Dundas, one of the company’s co-founders, says the mission is simple: provide premium, sustainably produced cannabis.
“We’ve always aspired to be the greatest cannabis company in the world,” Dundas says.
The company grows more than 60 strains of cannabis at its 30,000-square-foot production facility, which he says is the most advanced grow operation in the state. Sira’s facility uses a building management system to control environmental and lighting functions, as well as an automated fertigation system to control metered dosing of water, fertilizers and micro-nutrients.
Like the others, Dundas sees the potential both in Massachusetts and throughout the region and he too expects prices to drop as more providers come online, as it did in other states.
Though he went to law school in San Francisco, Dundas grew up in Massachusetts. When his home state approved a medical program, he moved back to get in on the ground floor.
Dundas jokes that Sira was founded by “rubbing two sticks together.” He calls it a “Herculean effort” and says part of the company’s mission going forward will be to help other small companies get off the ground through the creation of the Sira Accelerator program, which targets holders of the state’s microbusiness licenses that already have a prototype but need help honing their product for distribution. The accelerator program launches this summer.
Dundas, Arbelaez and Friedman are all excited about the switch to an adult-use market in Massachusetts and while each state’s system is different, all say they are keeping their eyes on other states to watch for trends and complications.
They also know that the rules can change at any time and trying to make sure the companies remain agile enough to adapt to any new laws or regulations the Legislature may put in place in the coming months.
Every year he was in Colorado, Arbelaez says the Legislature made tweaks to the laws. So far Massachusetts has been no different, with the Legislature making changes to the voter-approved ballot measures even before they go into place.

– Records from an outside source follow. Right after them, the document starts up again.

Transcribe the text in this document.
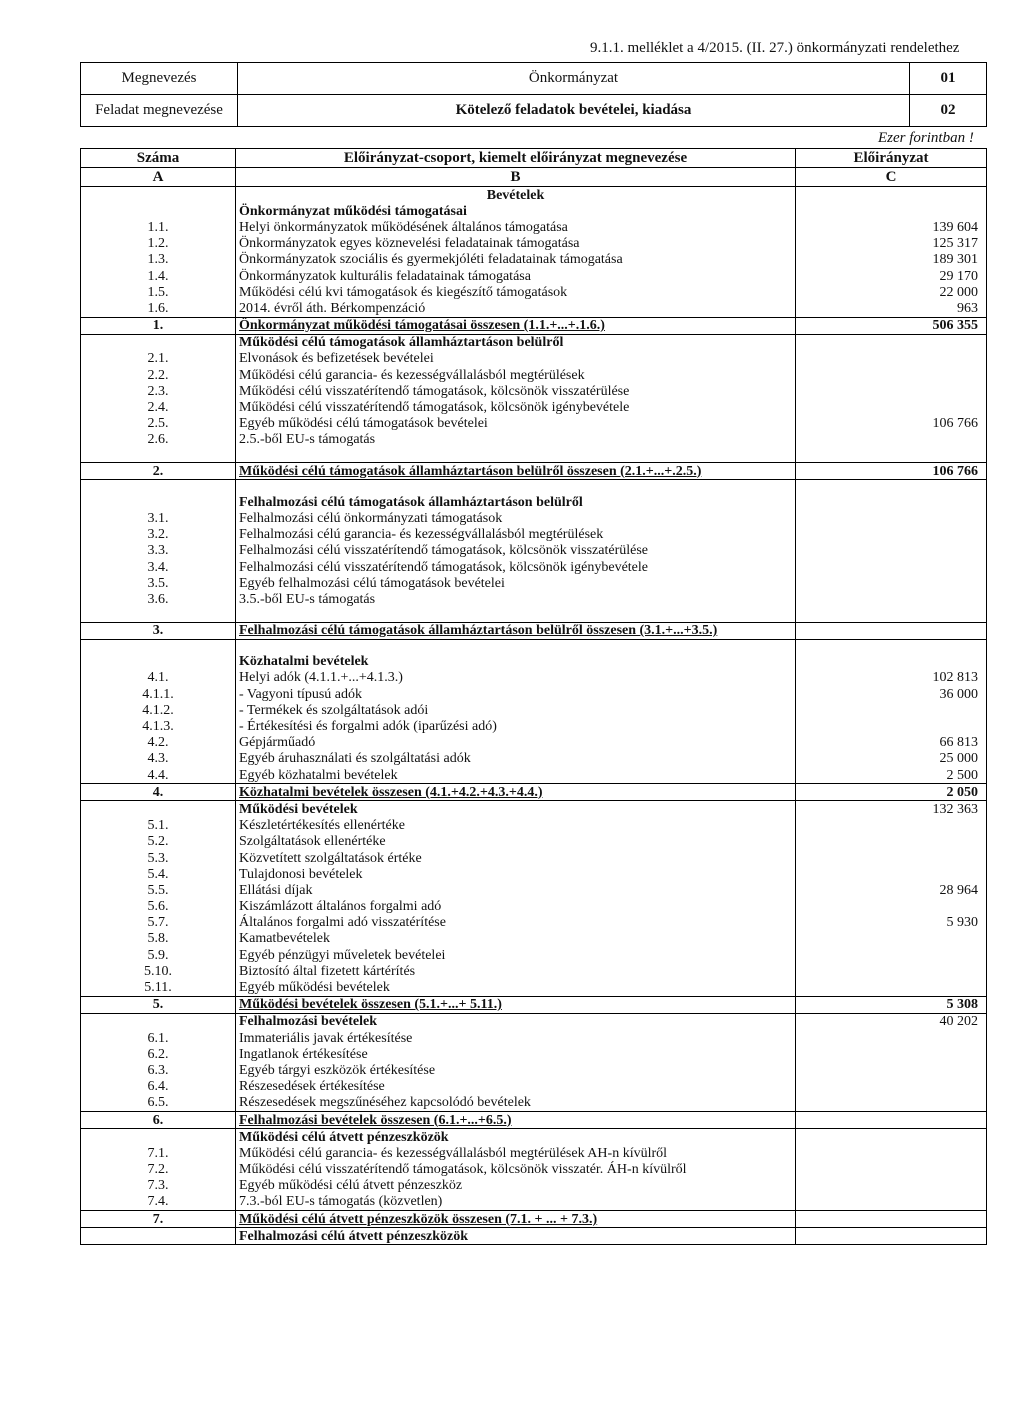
9.1.1. melléklet a 4/2015. (II. 27.) önkormányzati rendelethez
Megnevezés	Önkormányzat	01
Feladat megnevezése	Kötelező feladatok bevételei, kiadása	02
Ezer forintban !
Száma	Előirányzat-csoport, kiemelt előirányzat megnevezése	Előirányzat
A	B	C
	Bevételek	
	Önkormányzat működési támogatásai	
1.1.	Helyi önkormányzatok működésének általános támogatása	139 604
1.2.	Önkormányzatok egyes köznevelési feladatainak támogatása	125 317
1.3.	Önkormányzatok szociális és gyermekjóléti feladatainak támogatása	189 301
1.4.	Önkormányzatok kulturális feladatainak támogatása	29 170
1.5.	Működési célú kvi támogatások és kiegészítő támogatások	22 000
1.6.	2014. évről áth. Bérkompenzáció	963
1.	Önkormányzat működési támogatásai összesen (1.1.+...+.1.6.)	506 355
	Működési célú támogatások államháztartáson belülről	
2.1.	Elvonások és befizetések bevételei	
2.2.	Működési célú garancia- és kezességvállalásból megtérülések	
2.3.	Működési célú visszatérítendő támogatások, kölcsönök visszatérülése	
2.4.	Működési célú visszatérítendő támogatások, kölcsönök igénybevétele	
2.5.	Egyéb működési célú támogatások bevételei	106 766
2.6.	2.5.-ből EU-s támogatás	

2.	Működési célú támogatások államháztartáson belülről összesen (2.1.+...+.2.5.)	106 766

	Felhalmozási célú támogatások államháztartáson belülről	
3.1.	Felhalmozási célú önkormányzati támogatások	
3.2.	Felhalmozási célú garancia- és kezességvállalásból megtérülések	
3.3.	Felhalmozási célú visszatérítendő támogatások, kölcsönök visszatérülése	
3.4.	Felhalmozási célú visszatérítendő támogatások, kölcsönök igénybevétele	
3.5.	Egyéb felhalmozási célú támogatások bevételei	
3.6.	3.5.-ből EU-s támogatás	

3.	Felhalmozási célú támogatások államháztartáson belülről összesen (3.1.+...+3.5.)	

	Közhatalmi bevételek	
4.1.	Helyi adók (4.1.1.+...+4.1.3.)	102 813
4.1.1.	- Vagyoni típusú adók	36 000
4.1.2.	- Termékek és szolgáltatások adói	
4.1.3.	- Értékesítési és forgalmi adók (iparűzési adó)	
4.2.	Gépjárműadó	66 813
4.3.	Egyéb áruhasználati és szolgáltatási adók	25 000
4.4.	Egyéb közhatalmi bevételek	2 500
4.	Közhatalmi bevételek összesen (4.1.+4.2.+4.3.+4.4.)	2 050
	Működési bevételek	132 363
5.1.	Készletértékesítés ellenértéke	
5.2.	Szolgáltatások ellenértéke	
5.3.	Közvetített szolgáltatások értéke	
5.4.	Tulajdonosi bevételek	
5.5.	Ellátási díjak	28 964
5.6.	Kiszámlázott általános forgalmi adó	
5.7.	Általános forgalmi adó visszatérítése	5 930
5.8.	Kamatbevételek	
5.9.	Egyéb pénzügyi műveletek bevételei	
5.10.	Biztosító által fizetett kártérítés	
5.11.	Egyéb működési bevételek	
5.	Működési bevételek összesen (5.1.+...+ 5.11.)	5 308
	Felhalmozási bevételek	40 202
6.1.	Immateriális javak értékesítése	
6.2.	Ingatlanok értékesítése	
6.3.	Egyéb tárgyi eszközök értékesítése	
6.4.	Részesedések értékesítése	
6.5.	Részesedések megszűnéséhez kapcsolódó bevételek	
6.	Felhalmozási bevételek összesen (6.1.+...+6.5.)	
	Működési célú átvett pénzeszközök	
7.1.	Működési célú garancia- és kezességvállalásból megtérülések AH-n kívülről	
7.2.	Működési célú visszatérítendő támogatások, kölcsönök visszatér. ÁH-n kívülről	
7.3.	Egyéb működési célú átvett pénzeszköz	
7.4.	7.3.-ból EU-s támogatás (közvetlen)	
7.	Működési célú átvett pénzeszközök összesen (7.1. + ... + 7.3.)	
	Felhalmozási célú átvett pénzeszközök	
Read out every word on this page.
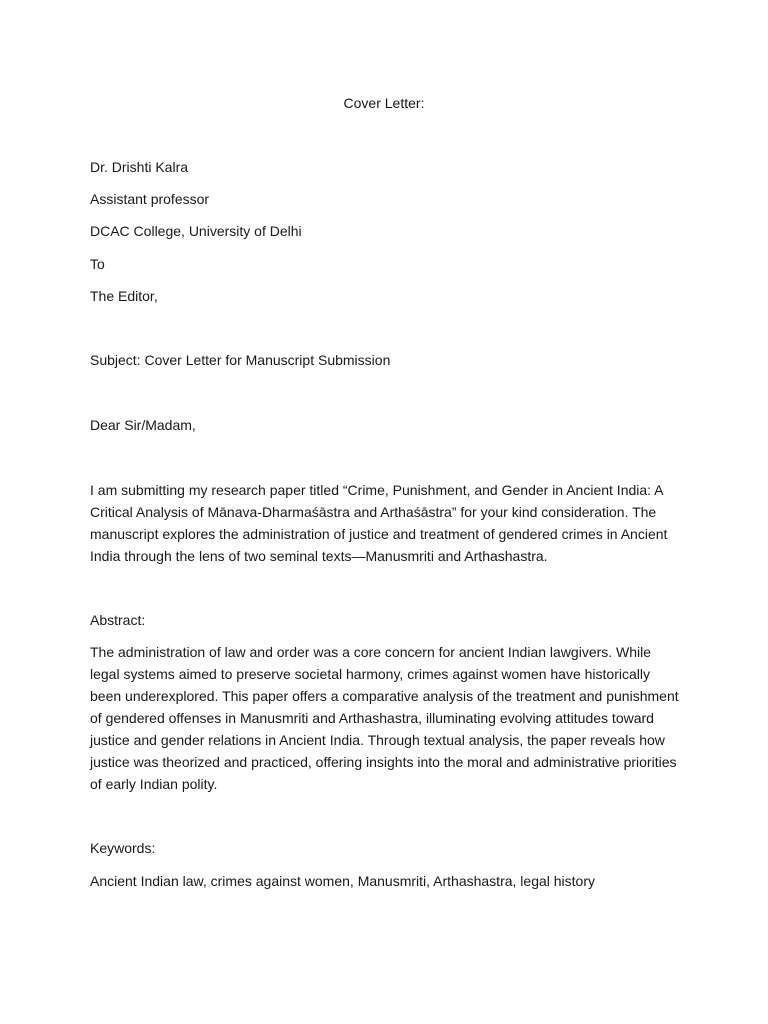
Cover Letter:

Dr. Drishti Kalra

Assistant professor

DCAC College, University of Delhi

To

The Editor,

Subject: Cover Letter for Manuscript Submission

Dear Sir/Madam,

I am submitting my research paper titled “Crime, Punishment, and Gender in Ancient India: A Critical Analysis of Mānava-Dharmaśāstra and Arthaśāstra” for your kind consideration. The manuscript explores the administration of justice and treatment of gendered crimes in Ancient India through the lens of two seminal texts—Manusmriti and Arthashastra.

Abstract:

The administration of law and order was a core concern for ancient Indian lawgivers. While legal systems aimed to preserve societal harmony, crimes against women have historically been underexplored. This paper offers a comparative analysis of the treatment and punishment of gendered offenses in Manusmriti and Arthashastra, illuminating evolving attitudes toward justice and gender relations in Ancient India. Through textual analysis, the paper reveals how justice was theorized and practiced, offering insights into the moral and administrative priorities of early Indian polity.

Keywords:

Ancient Indian law, crimes against women, Manusmriti, Arthashastra, legal history
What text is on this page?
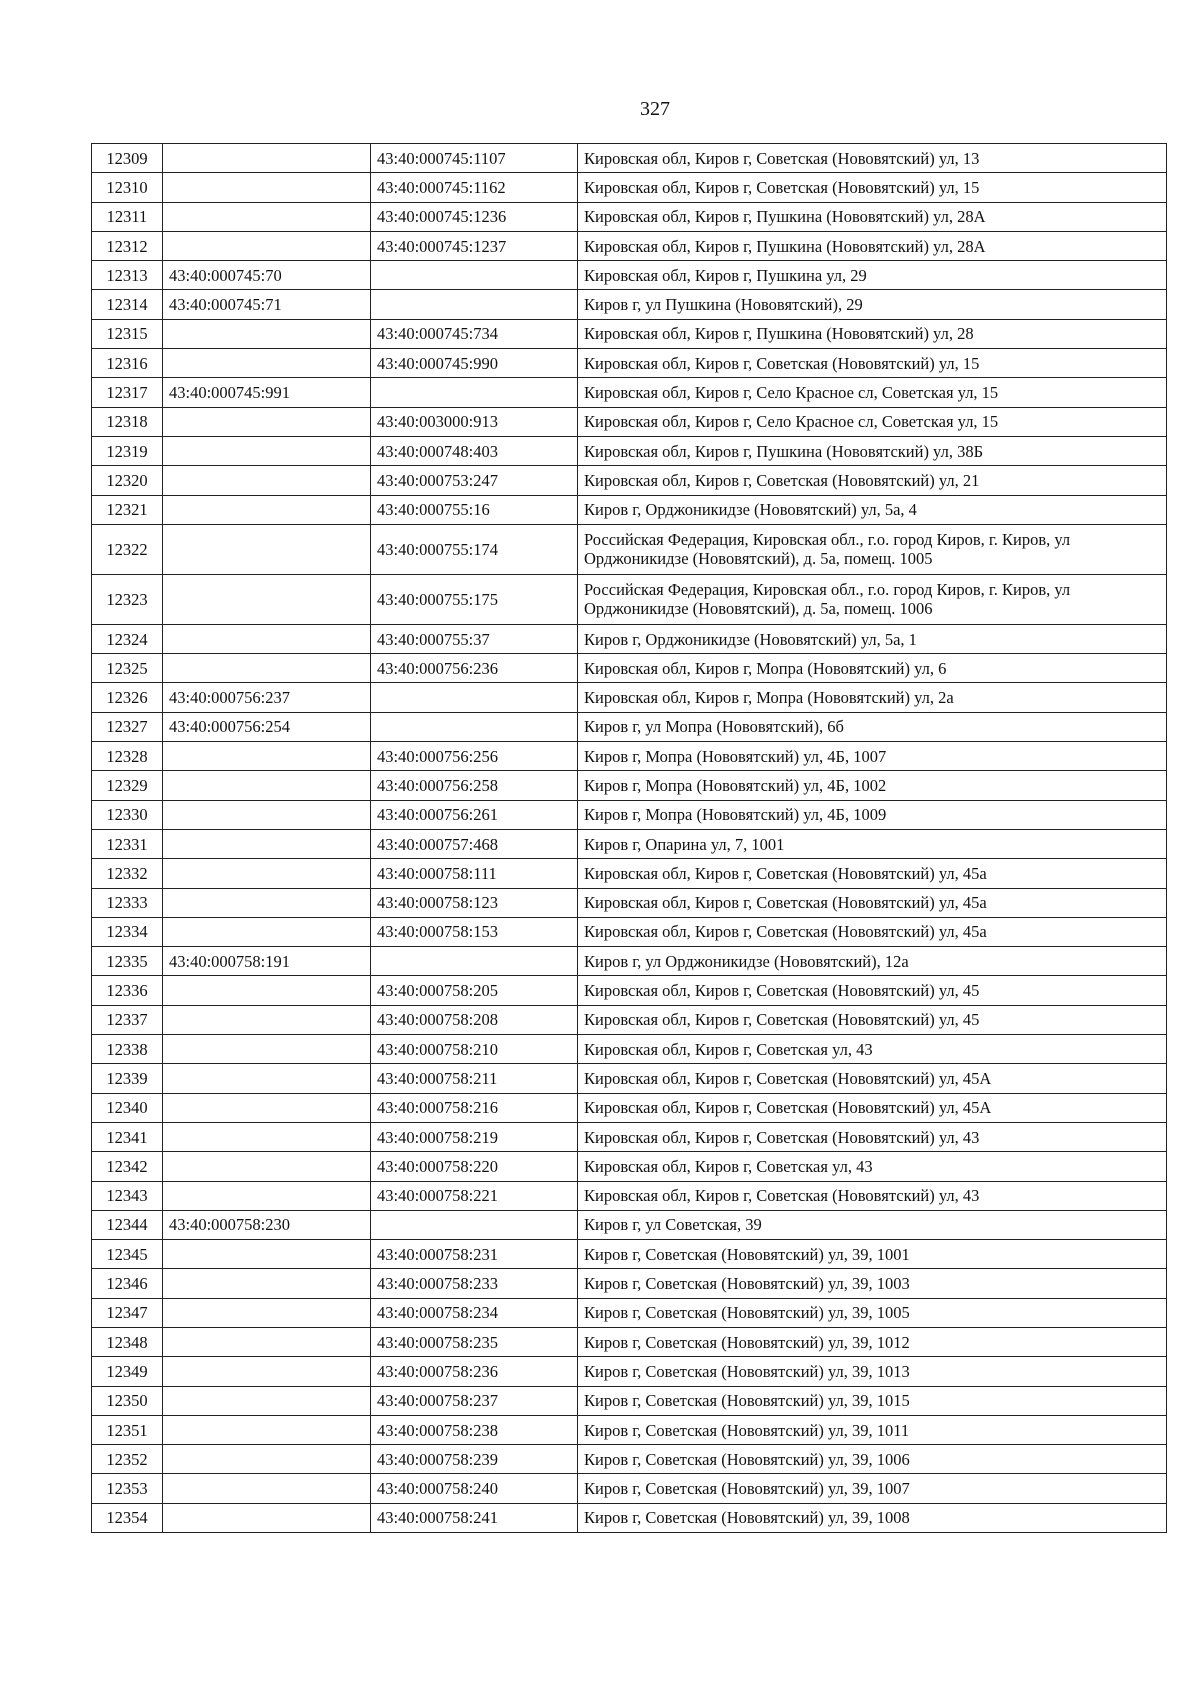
327
12309		43:40:000745:1107	Кировская обл, Киров г, Советская (Нововятский) ул, 13
12310		43:40:000745:1162	Кировская обл, Киров г, Советская (Нововятский) ул, 15
12311		43:40:000745:1236	Кировская обл, Киров г, Пушкина (Нововятский) ул, 28А
12312		43:40:000745:1237	Кировская обл, Киров г, Пушкина (Нововятский) ул, 28А
12313	43:40:000745:70		Кировская обл, Киров г, Пушкина ул, 29
12314	43:40:000745:71		Киров г, ул Пушкина (Нововятский), 29
12315		43:40:000745:734	Кировская обл, Киров г, Пушкина (Нововятский) ул, 28
12316		43:40:000745:990	Кировская обл, Киров г, Советская (Нововятский) ул, 15
12317	43:40:000745:991		Кировская обл, Киров г, Село Красное сл, Советская ул, 15
12318		43:40:003000:913	Кировская обл, Киров г, Село Красное сл, Советская ул, 15
12319		43:40:000748:403	Кировская обл, Киров г, Пушкина (Нововятский) ул, 38Б
12320		43:40:000753:247	Кировская обл, Киров г, Советская (Нововятский) ул, 21
12321		43:40:000755:16	Киров г, Орджоникидзе (Нововятский) ул, 5а, 4
12322		43:40:000755:174	Российская Федерация, Кировская обл., г.о. город Киров, г. Киров, ул Орджоникидзе (Нововятский), д. 5а, помещ. 1005
12323		43:40:000755:175	Российская Федерация, Кировская обл., г.о. город Киров, г. Киров, ул Орджоникидзе (Нововятский), д. 5а, помещ. 1006
12324		43:40:000755:37	Киров г, Орджоникидзе (Нововятский) ул, 5а, 1
12325		43:40:000756:236	Кировская обл, Киров г, Мопра (Нововятский) ул, 6
12326	43:40:000756:237		Кировская обл, Киров г, Мопра (Нововятский) ул, 2а
12327	43:40:000756:254		Киров г, ул Мопра (Нововятский), 6б
12328		43:40:000756:256	Киров г, Мопра (Нововятский) ул, 4Б, 1007
12329		43:40:000756:258	Киров г, Мопра (Нововятский) ул, 4Б, 1002
12330		43:40:000756:261	Киров г, Мопра (Нововятский) ул, 4Б, 1009
12331		43:40:000757:468	Киров г, Опарина ул, 7, 1001
12332		43:40:000758:111	Кировская обл, Киров г, Советская (Нововятский) ул, 45а
12333		43:40:000758:123	Кировская обл, Киров г, Советская (Нововятский) ул, 45а
12334		43:40:000758:153	Кировская обл, Киров г, Советская (Нововятский) ул, 45а
12335	43:40:000758:191		Киров г, ул Орджоникидзе (Нововятский), 12а
12336		43:40:000758:205	Кировская обл, Киров г, Советская (Нововятский) ул, 45
12337		43:40:000758:208	Кировская обл, Киров г, Советская (Нововятский) ул, 45
12338		43:40:000758:210	Кировская обл, Киров г, Советская ул, 43
12339		43:40:000758:211	Кировская обл, Киров г, Советская (Нововятский) ул, 45А
12340		43:40:000758:216	Кировская обл, Киров г, Советская (Нововятский) ул, 45А
12341		43:40:000758:219	Кировская обл, Киров г, Советская (Нововятский) ул, 43
12342		43:40:000758:220	Кировская обл, Киров г, Советская ул, 43
12343		43:40:000758:221	Кировская обл, Киров г, Советская (Нововятский) ул, 43
12344	43:40:000758:230		Киров г, ул Советская, 39
12345		43:40:000758:231	Киров г, Советская (Нововятский) ул, 39, 1001
12346		43:40:000758:233	Киров г, Советская (Нововятский) ул, 39, 1003
12347		43:40:000758:234	Киров г, Советская (Нововятский) ул, 39, 1005
12348		43:40:000758:235	Киров г, Советская (Нововятский) ул, 39, 1012
12349		43:40:000758:236	Киров г, Советская (Нововятский) ул, 39, 1013
12350		43:40:000758:237	Киров г, Советская (Нововятский) ул, 39, 1015
12351		43:40:000758:238	Киров г, Советская (Нововятский) ул, 39, 1011
12352		43:40:000758:239	Киров г, Советская (Нововятский) ул, 39, 1006
12353		43:40:000758:240	Киров г, Советская (Нововятский) ул, 39, 1007
12354		43:40:000758:241	Киров г, Советская (Нововятский) ул, 39, 1008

NETA has remained focused on making sure to keep things on the up and up.
“This is a compliance-driven industry,” he says.
Additionally, each of the companies recognize that they need to be careful not to overextend their capabilities in the new market and not sacrifice the quality of the product getting to market.
“We want to provide the best possible product we can provide,” Dundas says.
There’s also a sense that other states will use Massachusetts as a bellwether so the companies involved know they have to get it right to ensure the industry not only gets a foothold on the East Coast, but thrives and spreads to other states.
“Regionally,” says Arbelaez, “all eyes are on Massachusetts.”